In keeping with her minimalist aesthetic, she asked the bemused craftspeople to produce very pared down inlaid panels – a spare line of triangles; a simple cluster of diamonds. ‘All of a sudden, friends were seeing this Middle Eastern touch, but very modern. Their eyes were lighting up, like “oh my God that’s something we would put in our own home!”’ she relates. She parlayed this excitement into a thriving business and fast-growing workshop of 22 people. It has become something of a training ground for the younger generation; an attempt to preserve the dying craft of inlay work. She has even introduced new materials such as concrete and resin, where the craftsperson lays the work the traditional way – except on plexiglass – before resin or concrete are poured. The results are strikingly contemporary: ‘Exactly what we like, and what people like to put in their homes,’ she explains.
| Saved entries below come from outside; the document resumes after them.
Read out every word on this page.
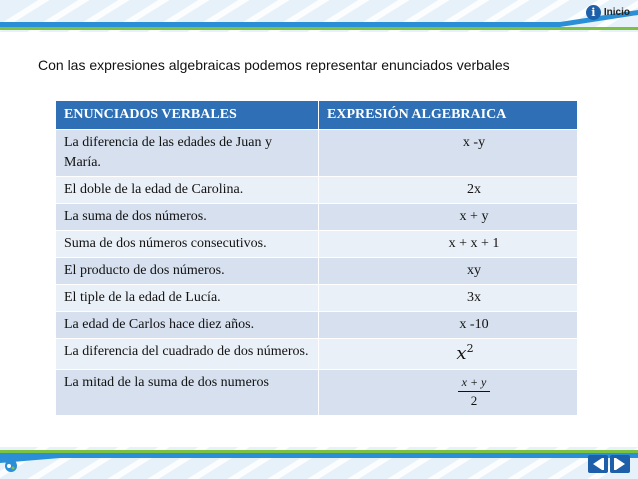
i Inicio
Con las expresiones algebraicas podemos representar enunciados verbales
ENUNCIADOS VERBALES	EXPRESIÓN ALGEBRAICA
La diferencia de las edades de Juan y María.	x -y
El doble de la edad de Carolina.	2x
La suma de dos números.	x + y
Suma de dos números consecutivos.	x + x + 1
El producto de dos números.	xy
El tiple de la edad de Lucía.	3x
La edad de Carlos hace diez años.	x -10
La diferencia del cuadrado de dos números.	$x^2$
La mitad de la suma de dos numeros	$\frac{x + y}{2}$
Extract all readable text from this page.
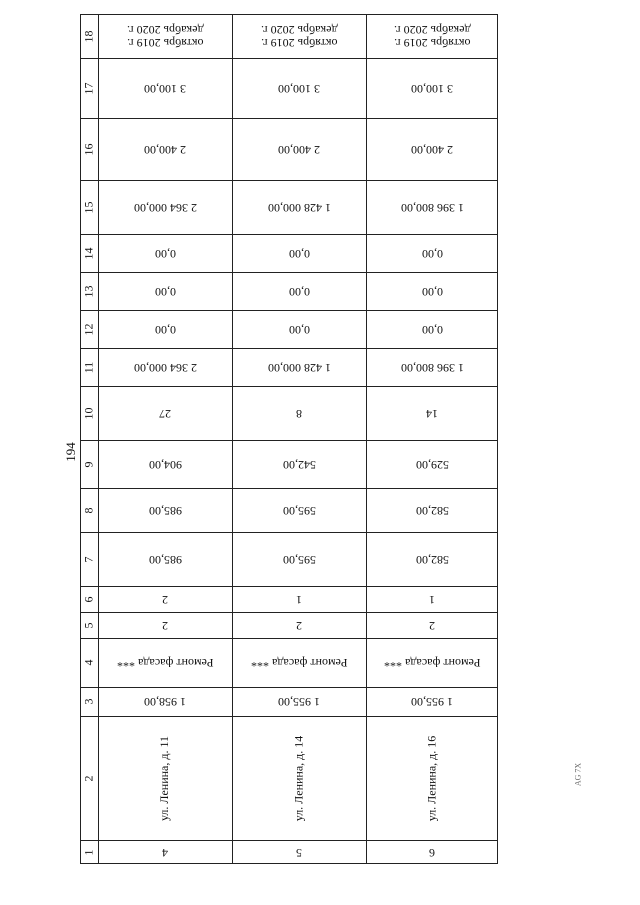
194
AG 7X
18
17
16
15
14
13
12
11
10
9
8
7
6
5
4
3
2
1
октябрь 2019 г.
декабрь 2020 г.
3 100,00
2 400,00
2 364 000,00
0,00
0,00
0,00
2 364 000,00
27
904,00
985,00
985,00
2
2
Ремонт фасада ***
1 958,00
ул. Ленина, д. 11
4
октябрь 2019 г.
декабрь 2020 г.
3 100,00
2 400,00
1 428 000,00
0,00
0,00
0,00
1 428 000,00
8
542,00
595,00
595,00
1
2
Ремонт фасада ***
1 955,00
ул. Ленина, д. 14
5
октябрь 2019 г.
декабрь 2020 г.
3 100,00
2 400,00
1 396 800,00
0,00
0,00
0,00
1 396 800,00
14
529,00
582,00
582,00
1
2
Ремонт фасада ***
1 955,00
ул. Ленина, д. 16
6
Debs’ newest collection, Vintage Meets Arabesque, takes its inspiration from Beiruti living rooms. She relates how, upon visiting many local homes, you will find a heady melange of furniture – ‘you will have this classical sofa, then all of a sudden this nice vintage chair from the ’70s or ’60s. I would say that is very Lebanese.’ As such, the new collection retains the vintage Franco-Belgian feel of these flea market finds, but updates them with handcarved Arabesque elements.
In this way, Debs looks to constantly explore traditional crafts and refashion them in modern ways. And why does she not use machines? ‘There’s an energy that you feel when it’s done by hand, and I’m a big believer in that kind of human energy.’ Her focus on people can also be seen in her interior design work, where she eschews a top-down approach and instead begins with the person’s personality and builds up from a single piece. ‘I don’t start with the larger space and move down to the furniture.’
Even as she addresses the needs of the end users, then, she adds a special regional touch, and believes that this explains her popularity with government and official buildings, including the Ministry of Foreign Affairs in Abu Dhabi. She observes, ‘I feel that for them, I’m reflecting the modern Arab identity in design; it’s this emotional kind of pride that they’re feeling from things made in the Arab world.’
In carving out this modern design identity, Debs has in turn inspired a slew of other local designers. Two of her employees have even started their own furniture lines. ‘People are beginning to accept buying locally manufactured stuff now,’ she reflects. ‘I feel that is one big effort I made: to promote local production and give pride to the people here.’